Cameron Simpson cs at cskk.id.au
Mon May 31 01:11:32 EDT 2021


On 31May2021 09:28, Manprit Singh <manpritsinghece at gmail.com> wrote:
>consider a problem to get a flat list for below given list :
>lst = [[2, 6], [5, 8], [6, 0]]
>the flatten list will be :
>ans = [2, 6, 5, 8, 6, 0]
>
>I have seen in several texts around the internet and even in the textbooks,
>the approach followed is to use nested for loop.
>ans = []
>for ele in lst:
>  for num in ele:
>    ans.append(num)

That is a direct solution.

>instead of using this for loop if i write :
>ans = []
>for ele in lst:
>  ans.extend(ele)

I would expect this to be faster because the target list gets to 
allocate new slots in batches of the size of "ele". Rather than 
accomodating new elements one at a time. With small lists the like your 
example the different might be small. With large lists (each ele" being 
long) it might be more obvious.

>Just for the sake of healthy discussion, i am putting this question
>Although i can do it in a very efficient manner with list comprehension as
>given below:
>ans = [num for ele in lst for num in ele]
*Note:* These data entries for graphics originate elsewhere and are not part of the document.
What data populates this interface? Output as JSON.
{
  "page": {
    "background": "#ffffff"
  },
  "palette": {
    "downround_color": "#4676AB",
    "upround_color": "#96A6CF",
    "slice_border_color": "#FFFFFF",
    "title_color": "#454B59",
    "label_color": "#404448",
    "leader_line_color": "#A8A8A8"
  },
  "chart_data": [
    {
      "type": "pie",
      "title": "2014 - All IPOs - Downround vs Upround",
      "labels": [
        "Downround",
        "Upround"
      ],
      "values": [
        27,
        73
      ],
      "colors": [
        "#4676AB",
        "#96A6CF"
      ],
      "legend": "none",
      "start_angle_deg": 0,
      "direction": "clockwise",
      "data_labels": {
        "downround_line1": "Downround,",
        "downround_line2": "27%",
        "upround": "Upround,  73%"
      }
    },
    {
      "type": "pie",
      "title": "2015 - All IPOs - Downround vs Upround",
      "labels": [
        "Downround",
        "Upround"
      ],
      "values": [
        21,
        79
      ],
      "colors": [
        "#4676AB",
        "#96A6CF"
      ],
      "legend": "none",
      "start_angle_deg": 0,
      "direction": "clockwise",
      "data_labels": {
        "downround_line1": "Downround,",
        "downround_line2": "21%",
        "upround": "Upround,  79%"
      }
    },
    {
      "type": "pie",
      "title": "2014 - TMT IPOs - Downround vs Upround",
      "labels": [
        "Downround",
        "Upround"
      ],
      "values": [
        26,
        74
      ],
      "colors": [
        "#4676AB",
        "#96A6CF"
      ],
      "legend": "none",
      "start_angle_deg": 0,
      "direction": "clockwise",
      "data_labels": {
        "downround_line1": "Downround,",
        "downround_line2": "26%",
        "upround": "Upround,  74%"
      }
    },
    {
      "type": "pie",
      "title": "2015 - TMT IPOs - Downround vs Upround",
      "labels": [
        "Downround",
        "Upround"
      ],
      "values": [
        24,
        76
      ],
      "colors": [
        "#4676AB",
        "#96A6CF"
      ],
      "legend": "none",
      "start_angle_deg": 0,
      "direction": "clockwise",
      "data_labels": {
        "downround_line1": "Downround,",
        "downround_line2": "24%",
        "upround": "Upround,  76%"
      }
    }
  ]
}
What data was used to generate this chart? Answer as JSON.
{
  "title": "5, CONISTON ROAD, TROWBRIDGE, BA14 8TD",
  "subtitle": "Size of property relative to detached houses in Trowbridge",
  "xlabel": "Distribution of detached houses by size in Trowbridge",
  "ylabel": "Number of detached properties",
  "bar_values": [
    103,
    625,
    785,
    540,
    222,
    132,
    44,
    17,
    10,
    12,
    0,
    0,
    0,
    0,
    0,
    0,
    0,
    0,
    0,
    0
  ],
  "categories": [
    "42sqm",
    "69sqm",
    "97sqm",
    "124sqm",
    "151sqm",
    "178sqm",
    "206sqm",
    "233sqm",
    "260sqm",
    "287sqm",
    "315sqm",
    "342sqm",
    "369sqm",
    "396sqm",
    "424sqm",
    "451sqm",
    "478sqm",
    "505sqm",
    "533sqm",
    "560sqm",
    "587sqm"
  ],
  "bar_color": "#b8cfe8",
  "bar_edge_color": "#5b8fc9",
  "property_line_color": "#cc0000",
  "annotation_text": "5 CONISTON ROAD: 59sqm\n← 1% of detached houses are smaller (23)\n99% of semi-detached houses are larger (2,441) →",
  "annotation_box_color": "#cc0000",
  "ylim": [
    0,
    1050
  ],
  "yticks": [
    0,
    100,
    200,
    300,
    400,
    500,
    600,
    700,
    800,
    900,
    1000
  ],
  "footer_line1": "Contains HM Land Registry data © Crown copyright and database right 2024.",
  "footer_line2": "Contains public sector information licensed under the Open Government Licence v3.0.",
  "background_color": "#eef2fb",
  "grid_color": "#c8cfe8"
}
This is concise. Is it more efficient than the nested for-loops 
appending a single element?

Check out the timeit module, which is useful for benchmarking things 
like this (timing very small operations such as your example is 
unreliable because the run time is so small - timeit runs the task many 
times).

Note: the difference between the two may be small. Even when the "ele" 
sublists are very large the internals of the "list" type might be good 
enough to make the difference small.

Often, unless this is a performance bottleneck, you should go with the 
most readable/understandable solution.

Finally: in the case where large "ele" makes a big difference, you might 
be better of _not_ flattening the list at all - it can be expensive.  
instead your use case might one need to _use_ the elements in flattened 
form without the step of constructing a distinct new list.

See the "chain" function in the itertools module.